Les affiches sourient, promesses illusoires,
Un monde meilleur, naïves béatitudes.
Mon esprit se promène aux jardins infinis,
À l’aube des révoltes, d’un avenir fleuri.
Loin des leçons trop sages, chaque appel sonne faux,
Clients enragés, leur colère à mon dos.
Je mime un intérêt pour leurs soucis futiles,
Les heures s’écroulent sur mes rêves fragiles
« Tout ira bien », c’est juste un chapitre sans gloire,
Temps vendu, interlude absurde au purgatoire.
Dans ses yeux, j’avais vu une promesse éclore,
Destins entrelacés, doux parfum, cheveux d’or.
Mais l’illusion froide, un charme malhabile,
Vide mon cœur brûlant de son suc volatile.
« Tout ira bien », je souffle, incertain, me défendre
Évidemment, je sais ce que je crains d'entendre.
Sur l’asphalte brûlant, slogans brandis bien haut,
Ma voix se perd au loin, sans atteindre le château.
Mes cris s’évaporent sous les rires du vent,
Mirages fracassés sous un joug écrasant.
« Tout ira bien », pleurai-je, courbé sous le poids
Vaincu, à genoux, devant dogmes et lois
Mes idéaux, captifs derrière la serrure,
D’un bureau grisâtre, un diplôme sur le mur.

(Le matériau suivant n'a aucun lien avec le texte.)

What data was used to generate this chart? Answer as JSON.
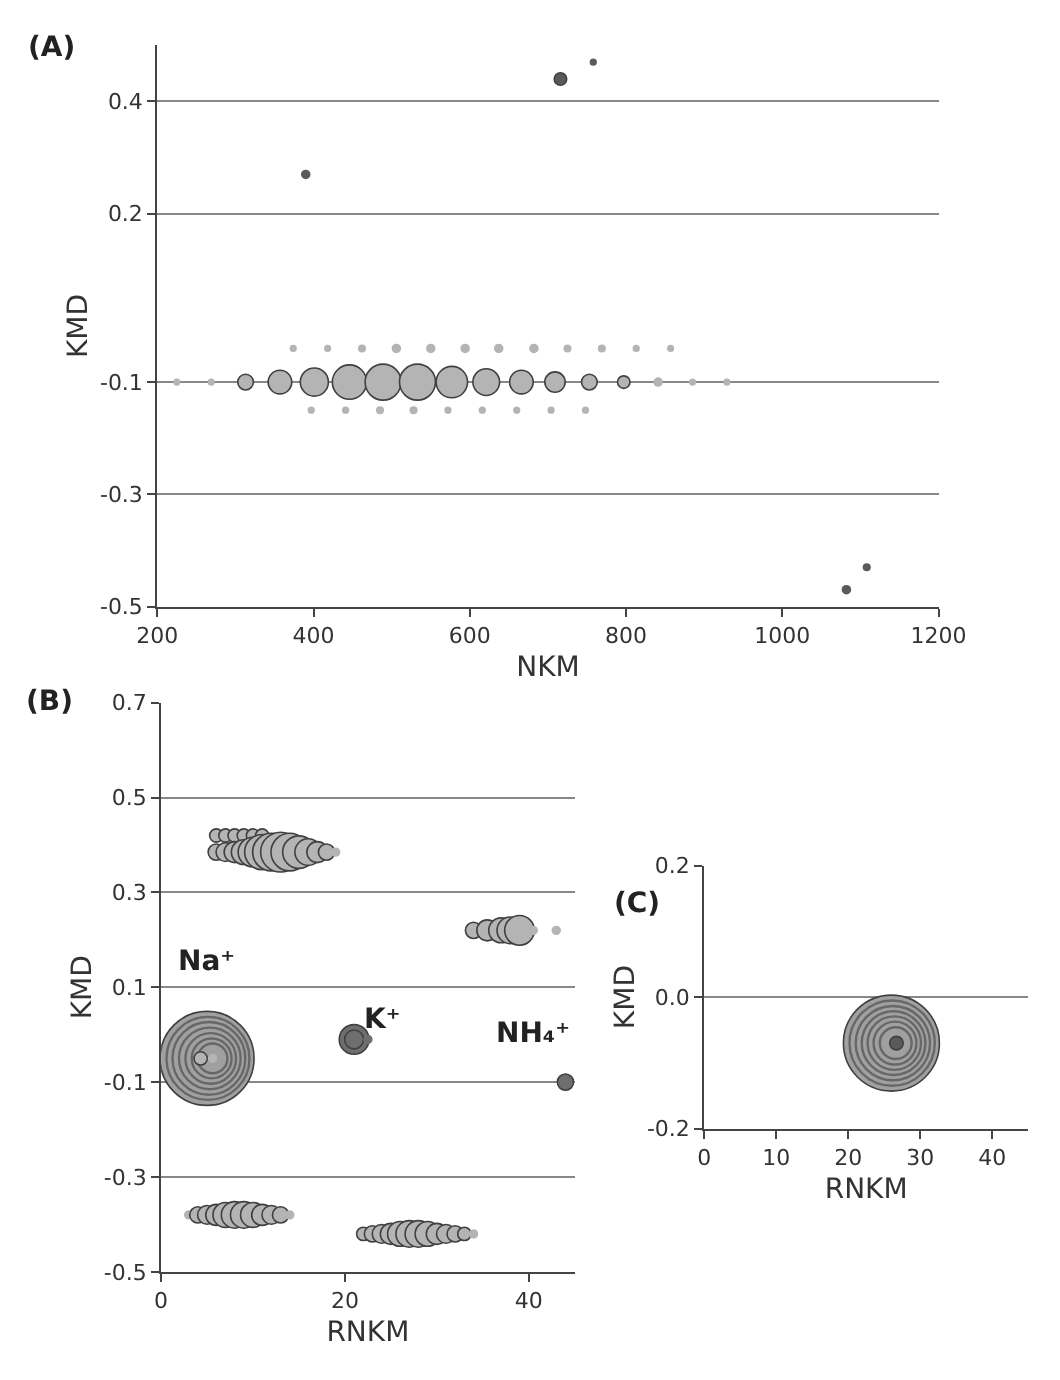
{
  "chart_data": [
    {
      "type": "bubble",
      "title": "(A)",
      "xlabel": "NKM",
      "ylabel": "KMD",
      "xlim": [
        200,
        1200
      ],
      "xticks": [
        200,
        400,
        600,
        800,
        1000,
        1200
      ],
      "ylim": [
        -0.5,
        0.5
      ],
      "yticks": [
        0.4,
        0.2,
        -0.1,
        -0.3,
        -0.5
      ],
      "grid": "y",
      "series": [
        {
          "color": "#b4b4b4",
          "x": [
            225,
            269,
            313,
            357,
            401,
            446,
            489,
            533,
            577,
            621,
            666,
            709,
            753,
            797,
            841,
            885,
            929
          ],
          "values": [
            -0.1,
            -0.1,
            -0.1,
            -0.1,
            -0.1,
            -0.1,
            -0.1,
            -0.1,
            -0.1,
            -0.1,
            -0.1,
            -0.1,
            -0.1,
            -0.1,
            -0.1,
            -0.1,
            -0.1
          ],
          "sizes": [
            0.04,
            0.04,
            0.19,
            0.43,
            0.61,
            0.91,
            1,
            1,
            0.76,
            0.55,
            0.43,
            0.32,
            0.19,
            0.12,
            0.07,
            0.04,
            0.04
          ]
        },
        {
          "color": "#b4b4b4",
          "x": [
            374,
            418,
            462,
            506,
            550,
            594,
            637,
            682,
            725,
            769,
            813,
            857
          ],
          "values": [
            -0.04,
            -0.04,
            -0.04,
            -0.04,
            -0.04,
            -0.04,
            -0.04,
            -0.04,
            -0.04,
            -0.04,
            -0.04,
            -0.04
          ],
          "sizes": [
            0.04,
            0.04,
            0.05,
            0.07,
            0.07,
            0.07,
            0.07,
            0.07,
            0.05,
            0.05,
            0.04,
            0.04
          ]
        },
        {
          "color": "#b4b4b4",
          "x": [
            397,
            441,
            485,
            528,
            572,
            616,
            660,
            704,
            748
          ],
          "values": [
            -0.15,
            -0.15,
            -0.15,
            -0.15,
            -0.15,
            -0.15,
            -0.15,
            -0.15,
            -0.15
          ],
          "sizes": [
            0.04,
            0.04,
            0.05,
            0.05,
            0.04,
            0.04,
            0.04,
            0.04,
            0.04
          ]
        },
        {
          "color": "#5a5a5a",
          "x": [
            390,
            716,
            758,
            1082,
            1108
          ],
          "values": [
            0.27,
            0.44,
            0.47,
            -0.47,
            -0.43
          ],
          "sizes": [
            0.07,
            0.12,
            0.04,
            0.07,
            0.05
          ]
        }
      ]
    },
    {
      "type": "bubble",
      "title": "(B)",
      "xlabel": "RNKM",
      "ylabel": "KMD",
      "xlim": [
        0,
        45
      ],
      "xticks": [
        0,
        20,
        40
      ],
      "ylim": [
        -0.5,
        0.7
      ],
      "yticks": [
        0.7,
        0.5,
        0.3,
        0.1,
        -0.1,
        -0.3,
        -0.5
      ],
      "grid": "y",
      "annotations": [
        "Na⁺",
        "K⁺",
        "NH₄⁺"
      ],
      "series": [
        {
          "color": "#b4b4b4",
          "x": [
            6,
            7,
            8,
            9,
            10,
            11
          ],
          "values": [
            0.42,
            0.42,
            0.42,
            0.42,
            0.42,
            0.42
          ],
          "sizes": [
            0.02,
            0.02,
            0.02,
            0.02,
            0.02,
            0.02
          ]
        },
        {
          "color": "#b4b4b4",
          "x": [
            6,
            7,
            8,
            9,
            10,
            11,
            12,
            13,
            14,
            15,
            16,
            17,
            18,
            19
          ],
          "values": [
            0.385,
            0.385,
            0.385,
            0.385,
            0.385,
            0.385,
            0.385,
            0.385,
            0.385,
            0.385,
            0.385,
            0.385,
            0.385,
            0.385
          ],
          "sizes": [
            0.03,
            0.04,
            0.05,
            0.07,
            0.1,
            0.14,
            0.16,
            0.18,
            0.16,
            0.12,
            0.08,
            0.05,
            0.03,
            0.01
          ]
        },
        {
          "color": "#b4b4b4",
          "x": [
            34,
            35.5,
            37,
            38,
            39,
            40.5,
            43
          ],
          "values": [
            0.22,
            0.22,
            0.22,
            0.22,
            0.22,
            0.22,
            0.22
          ],
          "sizes": [
            0.03,
            0.05,
            0.07,
            0.08,
            0.1,
            0.01,
            0.01
          ]
        },
        {
          "color": "#b4b4b4",
          "x": [
            3,
            4,
            5,
            6,
            7,
            8,
            9,
            10,
            11,
            12,
            13,
            14
          ],
          "values": [
            -0.38,
            -0.38,
            -0.38,
            -0.38,
            -0.38,
            -0.38,
            -0.38,
            -0.38,
            -0.38,
            -0.38,
            -0.38,
            -0.38
          ],
          "sizes": [
            0.01,
            0.03,
            0.04,
            0.05,
            0.07,
            0.08,
            0.08,
            0.07,
            0.05,
            0.04,
            0.03,
            0.01
          ]
        },
        {
          "color": "#b4b4b4",
          "x": [
            22,
            23,
            24,
            25,
            26,
            27,
            28,
            29,
            30,
            31,
            32,
            33,
            34
          ],
          "values": [
            -0.42,
            -0.42,
            -0.42,
            -0.42,
            -0.42,
            -0.42,
            -0.42,
            -0.42,
            -0.42,
            -0.42,
            -0.42,
            -0.42,
            -0.42
          ],
          "sizes": [
            0.02,
            0.03,
            0.04,
            0.05,
            0.07,
            0.08,
            0.08,
            0.07,
            0.05,
            0.04,
            0.03,
            0.02,
            0.01
          ]
        },
        {
          "color": "#a0a0a0",
          "x": [
            5
          ],
          "values": [
            -0.05
          ],
          "sizes": [
            1
          ]
        },
        {
          "color": "#505050",
          "x": [
            5.1,
            5.2,
            5.3,
            5.4,
            5.5,
            5.6
          ],
          "values": [
            -0.05,
            -0.05,
            -0.05,
            -0.05,
            -0.05,
            -0.05
          ],
          "sizes": [
            0.78,
            0.6,
            0.43,
            0.29,
            0.18,
            0.1
          ]
        },
        {
          "color": "#b4b4b4",
          "x": [
            4.3,
            5.6
          ],
          "values": [
            -0.05,
            -0.05
          ],
          "sizes": [
            0.02,
            0.01
          ]
        },
        {
          "color": "#6e6e6e",
          "x": [
            21,
            21,
            22.5,
            44
          ],
          "values": [
            -0.01,
            -0.01,
            -0.01,
            -0.1
          ],
          "sizes": [
            0.1,
            0.04,
            0.01,
            0.03
          ]
        }
      ]
    },
    {
      "type": "bubble",
      "title": "(C)",
      "xlabel": "RNKM",
      "ylabel": "KMD",
      "xlim": [
        0,
        45
      ],
      "xticks": [
        0,
        10,
        20,
        30,
        40
      ],
      "ylim": [
        -0.2,
        0.2
      ],
      "yticks": [
        -0.2,
        {
          "value": 0,
          "label": "0.0"
        },
        0.2
      ],
      "grid": "y",
      "series": [
        {
          "color": "#a0a0a0",
          "x": [
            26
          ],
          "values": [
            -0.07
          ],
          "sizes": [
            1
          ]
        },
        {
          "color": "#505050",
          "x": [
            26.1,
            26.2,
            26.3,
            26.4,
            26.5,
            26.6
          ],
          "values": [
            -0.07,
            -0.07,
            -0.07,
            -0.07,
            -0.07,
            -0.07
          ],
          "sizes": [
            0.79,
            0.6,
            0.44,
            0.31,
            0.2,
            0.11
          ]
        },
        {
          "color": "#5a5a5a",
          "x": [
            26.7
          ],
          "values": [
            -0.07
          ],
          "sizes": [
            0.02
          ]
        }
      ]
    }
  ]
}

Je feins l’importance de ces chiffres hypnotiques,
Envieux en secret d'une vie diogénique.
« Tout ira mieux », me dis-je, mais ma voix chancelle,
Le doute prend racine, mon espoir se cisèle.
J'avance désormais sans chercher d’épilogue,
Ni prophète, ni mage, ni obscure mystagogue
Candide, déçu, sans chimère et sagace,
Finalement détaché de ce pesant fantasme.
Le compteur s’accélère, maintenant ou jamais,
D’une main résolue, je pose le pistolet.
À reculons déjà, sur le versant vieilli,
Mon Eldorado n’est rien qu’un souvenir aigri.
Mes pas hésitants piétinent des songes vétustes,
Serein et paisible, attendant l'infarctus.